Steve is the co-author of two guidebooks, The Other Side of Sydney, and The Pub, Club and Grub Guide to Washington, D.C. While working for The Washington Times, Steve traveled throughout Latin America and the Caribbean, writing and developing business, political and cultural reports. He then worked in advertising sales for both Washington Life and The Diplomat.

In 2007, Steve realized that the time was ripe to open a European-style butcher shop in the Washington metropolitan area. He scoured downtown neighborhoods, such as Georgetown, Dupont and Logan Circle and also went out into the suburbs. When he was introduced to Del Ray, Virginia, Steve knew he had found a home for his butcher shop. The town has a strong sense of community and like his hometown, has a Saturday market. In May 2008, Steve officially opened Let’s Meat on the Avenue at 2403 Mount Vernon Avenue, the former home of Cheesetique, which moved to a larger store just a few doors down.

With a family name like Gatward, which means goat herder in Irish, Steve was almost destined to be a butcher, but he wanted to open a shop that allowed him to interact with his neighbors and become a part of the community. "I created a family friendly establishment where people can come in regularly to order fresh cut meats that go straight from the butcher to the table. I also like to have the time to personally get to know my customers so that I can better serve them."

Visitors to Let’s Meat on the Avenue can hear Steve as he butchers the meat that comes in from farms in Virginia and elsewhere in the back of the shop. He introduced the neighborhood to such cuts as European-style roast beef, standing rib racks, top sirloin and double pork chops. Steve sells both organic and air chilled chicken and during the holidays, organic turkey. Steve enjoys suggesting how best to cook and serve purchases and working with his customers on special orders for the holidays or everyday, such as buffalo, venison, rabbit, quail and pheasant.

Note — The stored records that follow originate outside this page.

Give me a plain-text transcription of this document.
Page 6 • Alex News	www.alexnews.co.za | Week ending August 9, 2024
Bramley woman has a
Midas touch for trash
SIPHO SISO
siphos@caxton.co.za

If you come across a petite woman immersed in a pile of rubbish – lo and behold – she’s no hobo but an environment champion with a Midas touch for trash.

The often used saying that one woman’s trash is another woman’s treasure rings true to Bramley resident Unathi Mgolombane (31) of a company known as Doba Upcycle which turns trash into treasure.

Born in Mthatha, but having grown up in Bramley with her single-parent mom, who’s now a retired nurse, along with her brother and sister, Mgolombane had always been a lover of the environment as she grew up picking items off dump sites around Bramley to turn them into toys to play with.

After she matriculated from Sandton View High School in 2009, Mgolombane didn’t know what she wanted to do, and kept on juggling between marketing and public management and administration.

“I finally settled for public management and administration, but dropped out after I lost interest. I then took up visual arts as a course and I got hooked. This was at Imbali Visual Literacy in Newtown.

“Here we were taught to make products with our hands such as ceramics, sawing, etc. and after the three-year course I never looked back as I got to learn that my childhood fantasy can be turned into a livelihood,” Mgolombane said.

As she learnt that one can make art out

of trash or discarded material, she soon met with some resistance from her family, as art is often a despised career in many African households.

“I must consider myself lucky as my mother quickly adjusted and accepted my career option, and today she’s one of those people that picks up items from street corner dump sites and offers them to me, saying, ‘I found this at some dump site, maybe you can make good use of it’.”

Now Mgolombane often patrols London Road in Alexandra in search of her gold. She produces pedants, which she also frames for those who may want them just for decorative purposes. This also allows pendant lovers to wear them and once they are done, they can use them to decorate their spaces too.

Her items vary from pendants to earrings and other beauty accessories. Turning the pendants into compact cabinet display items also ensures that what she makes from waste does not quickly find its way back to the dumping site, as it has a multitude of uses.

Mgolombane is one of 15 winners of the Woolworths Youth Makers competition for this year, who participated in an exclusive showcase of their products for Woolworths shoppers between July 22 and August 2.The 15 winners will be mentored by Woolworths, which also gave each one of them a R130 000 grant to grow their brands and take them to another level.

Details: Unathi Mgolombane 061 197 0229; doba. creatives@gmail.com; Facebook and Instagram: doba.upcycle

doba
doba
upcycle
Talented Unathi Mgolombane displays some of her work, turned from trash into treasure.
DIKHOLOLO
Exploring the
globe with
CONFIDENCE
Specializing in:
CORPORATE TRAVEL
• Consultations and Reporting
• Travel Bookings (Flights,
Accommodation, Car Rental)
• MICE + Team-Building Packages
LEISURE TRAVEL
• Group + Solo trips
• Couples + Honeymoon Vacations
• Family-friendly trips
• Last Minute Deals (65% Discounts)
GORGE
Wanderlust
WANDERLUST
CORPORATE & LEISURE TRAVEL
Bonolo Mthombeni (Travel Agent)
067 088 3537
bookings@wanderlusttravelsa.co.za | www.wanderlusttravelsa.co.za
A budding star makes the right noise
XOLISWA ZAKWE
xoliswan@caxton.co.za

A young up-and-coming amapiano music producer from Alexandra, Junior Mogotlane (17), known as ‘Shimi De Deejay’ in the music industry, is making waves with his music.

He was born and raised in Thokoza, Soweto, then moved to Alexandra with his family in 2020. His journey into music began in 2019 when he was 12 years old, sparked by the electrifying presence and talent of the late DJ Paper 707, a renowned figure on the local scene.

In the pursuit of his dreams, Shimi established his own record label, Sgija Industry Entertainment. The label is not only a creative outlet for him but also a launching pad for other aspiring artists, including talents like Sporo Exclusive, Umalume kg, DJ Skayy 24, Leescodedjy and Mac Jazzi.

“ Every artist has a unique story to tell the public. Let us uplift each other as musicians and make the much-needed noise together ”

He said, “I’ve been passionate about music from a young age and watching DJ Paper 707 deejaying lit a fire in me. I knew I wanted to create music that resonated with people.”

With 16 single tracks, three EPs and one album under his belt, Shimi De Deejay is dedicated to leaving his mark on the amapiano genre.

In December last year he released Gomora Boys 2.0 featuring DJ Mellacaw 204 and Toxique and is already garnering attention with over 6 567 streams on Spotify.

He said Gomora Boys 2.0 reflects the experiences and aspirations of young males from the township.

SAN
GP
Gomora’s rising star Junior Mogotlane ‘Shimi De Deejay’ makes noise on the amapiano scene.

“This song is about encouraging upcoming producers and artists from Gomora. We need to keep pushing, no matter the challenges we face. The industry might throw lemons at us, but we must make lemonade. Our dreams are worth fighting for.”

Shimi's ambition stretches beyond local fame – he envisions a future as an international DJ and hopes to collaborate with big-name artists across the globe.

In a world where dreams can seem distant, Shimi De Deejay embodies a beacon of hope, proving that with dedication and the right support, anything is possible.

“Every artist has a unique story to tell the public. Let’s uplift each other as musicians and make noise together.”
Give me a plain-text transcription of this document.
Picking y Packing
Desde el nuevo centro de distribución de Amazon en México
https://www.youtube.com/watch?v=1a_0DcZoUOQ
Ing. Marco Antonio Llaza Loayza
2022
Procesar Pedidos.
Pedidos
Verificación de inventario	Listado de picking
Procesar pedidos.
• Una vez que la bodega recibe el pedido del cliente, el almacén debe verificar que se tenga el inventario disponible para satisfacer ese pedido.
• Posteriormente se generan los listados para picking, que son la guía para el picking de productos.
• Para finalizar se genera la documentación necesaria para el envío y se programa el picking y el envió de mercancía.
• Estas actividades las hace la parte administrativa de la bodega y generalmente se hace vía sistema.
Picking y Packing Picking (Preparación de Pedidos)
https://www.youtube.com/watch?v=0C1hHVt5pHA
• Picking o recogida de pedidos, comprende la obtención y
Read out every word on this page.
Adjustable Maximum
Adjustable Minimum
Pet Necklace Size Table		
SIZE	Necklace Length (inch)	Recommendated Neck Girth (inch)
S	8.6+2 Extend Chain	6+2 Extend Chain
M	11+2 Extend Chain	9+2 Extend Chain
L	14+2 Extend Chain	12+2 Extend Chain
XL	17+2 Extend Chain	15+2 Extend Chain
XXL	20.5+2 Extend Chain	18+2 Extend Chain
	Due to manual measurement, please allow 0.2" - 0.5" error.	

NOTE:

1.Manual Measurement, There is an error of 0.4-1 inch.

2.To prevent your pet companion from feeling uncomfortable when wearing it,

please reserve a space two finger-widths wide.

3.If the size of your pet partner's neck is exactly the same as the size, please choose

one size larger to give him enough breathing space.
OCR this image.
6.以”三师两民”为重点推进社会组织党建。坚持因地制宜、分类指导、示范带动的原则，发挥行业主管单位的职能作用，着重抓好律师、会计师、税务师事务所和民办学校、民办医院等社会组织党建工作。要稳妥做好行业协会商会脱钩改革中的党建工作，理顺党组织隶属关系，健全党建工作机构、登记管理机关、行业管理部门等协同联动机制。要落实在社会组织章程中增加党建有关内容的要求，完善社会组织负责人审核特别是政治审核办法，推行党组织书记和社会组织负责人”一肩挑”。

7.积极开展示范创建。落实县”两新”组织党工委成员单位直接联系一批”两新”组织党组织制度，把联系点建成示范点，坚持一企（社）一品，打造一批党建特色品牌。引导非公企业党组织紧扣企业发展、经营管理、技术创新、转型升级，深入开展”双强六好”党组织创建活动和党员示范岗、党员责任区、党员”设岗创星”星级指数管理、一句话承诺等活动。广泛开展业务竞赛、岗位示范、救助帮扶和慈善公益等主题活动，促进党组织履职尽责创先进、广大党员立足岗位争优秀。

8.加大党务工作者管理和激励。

Kids love watching Steve grind sausage and make hamburger in the window of Let’s Meat on the Avenue. He wears a traditional white butcher coat and striped apron, a special order from Ipswich. Steve makes his own sausages, including Uncle Donato’s pork sausage, but also sells a variety of brats and hot dogs made by a German butcher in Fauquier county.

Steve also supplies to restaurants who are impressed with the quality and taste of his meat as well as his master cutting skills.